The Maryland Department of the Environment (MDE) has levied $15,000 in fines against Darling Ingredients, owner of the Dorchester County Valley Proteins animal waste rendering plant, for repeated violations that could pollute waterways.
The plant processes poultry byproducts, including dead birds, feathers, bone, meat, fat, blood, and other poultry parts.
The fines are linked to 51 recent violations of a requirement to leave at least two feet of empty capacity in wastewater lagoons. The empty space, called freeboard, is needed to prevent overflows and spills during heavy rains or other conditions that could cause pollution to be washed into rivers and streams.
MDE inspections revealed violations occurring between August 2023 and March 2024, as detailed in a May 24 enforcement letter that MDE sent to the company. Recent MDE inspections have found dozens of other pollution violations not listed in the letter. Darling Ingredients has fourteen days to respond to MDE’s letter.
Due to violations in previous years, the plant has been under a consent decree since October 2022 with MDE, the Chesapeake Bay Foundation (CBF), ShoreRivers, and Dorchester Citizens for Planned Growth.
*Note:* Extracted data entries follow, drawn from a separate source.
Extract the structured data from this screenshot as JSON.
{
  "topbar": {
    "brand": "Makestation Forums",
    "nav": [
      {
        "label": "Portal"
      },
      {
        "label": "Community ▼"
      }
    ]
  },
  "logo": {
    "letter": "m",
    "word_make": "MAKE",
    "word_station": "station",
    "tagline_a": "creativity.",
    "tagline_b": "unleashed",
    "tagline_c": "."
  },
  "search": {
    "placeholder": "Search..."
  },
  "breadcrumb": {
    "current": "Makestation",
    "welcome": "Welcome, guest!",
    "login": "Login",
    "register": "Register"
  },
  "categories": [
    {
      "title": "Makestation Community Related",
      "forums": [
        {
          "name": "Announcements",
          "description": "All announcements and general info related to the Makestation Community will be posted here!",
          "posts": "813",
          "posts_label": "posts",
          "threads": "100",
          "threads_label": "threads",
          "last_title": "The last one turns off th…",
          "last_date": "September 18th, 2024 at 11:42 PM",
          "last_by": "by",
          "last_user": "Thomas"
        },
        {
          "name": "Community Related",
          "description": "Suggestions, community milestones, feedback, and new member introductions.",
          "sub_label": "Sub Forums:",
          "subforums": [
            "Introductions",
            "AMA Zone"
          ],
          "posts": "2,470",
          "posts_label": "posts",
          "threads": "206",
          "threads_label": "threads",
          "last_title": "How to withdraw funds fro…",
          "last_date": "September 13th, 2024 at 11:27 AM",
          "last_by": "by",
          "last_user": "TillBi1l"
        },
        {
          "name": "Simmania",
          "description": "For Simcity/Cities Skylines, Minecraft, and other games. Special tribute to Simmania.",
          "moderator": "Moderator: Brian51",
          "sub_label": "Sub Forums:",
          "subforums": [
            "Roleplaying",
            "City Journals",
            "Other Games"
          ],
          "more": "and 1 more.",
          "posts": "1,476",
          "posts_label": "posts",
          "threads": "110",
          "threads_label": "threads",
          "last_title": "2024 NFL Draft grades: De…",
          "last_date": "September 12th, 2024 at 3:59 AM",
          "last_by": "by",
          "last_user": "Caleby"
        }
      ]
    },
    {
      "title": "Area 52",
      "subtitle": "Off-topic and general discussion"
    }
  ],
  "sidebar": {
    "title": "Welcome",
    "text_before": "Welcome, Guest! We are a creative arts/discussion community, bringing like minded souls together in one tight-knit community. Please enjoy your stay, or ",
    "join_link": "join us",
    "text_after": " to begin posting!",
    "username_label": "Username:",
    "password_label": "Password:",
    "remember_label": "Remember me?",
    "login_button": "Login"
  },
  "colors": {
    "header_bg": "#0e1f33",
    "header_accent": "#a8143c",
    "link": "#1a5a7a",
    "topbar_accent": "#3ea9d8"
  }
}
That agreement ordered the facility’s owners to pay $540,000 in civil penalties to the state of Maryland to partially account for more than 40 violations to a state-issued discharge permit.
MDE’s action this week is for new violations observed since the consent decree went into effect. The consent decree, approved by Dorchester County Circuit Court, authorizes MDE to order financial penalties for failures to comply with the agreement’s terms.
In a separate matter, in February 2023, CBF, Dorchester Citizens for Planned Growth (DCPG), Friends of the Nanticoke River, ShoreRivers, and Wicomico Environmental Trust challenged the renewed wastewater discharge permit that MDE issued for the facility. The suit filed in Dorchester County Circuit Court states the permit is not sufficiently stringent to protect water quality in the downstream Transquaking River, Higgins Mill Pond, and Chesapeake Bay.
CBF Maryland Advocacy Director Alan Girard issued the following statement.
“Time and again, the Darling Ingredients plant has committed violations that could cause harm to Eastern Shore waterways. We’re grateful that the Maryland Department of the Environment is stepping up to levy fines and enforce the terms of the consent decree. The Bay’s health depends on consistent and timely enforcement of laws and regulations designed to protect our environment.”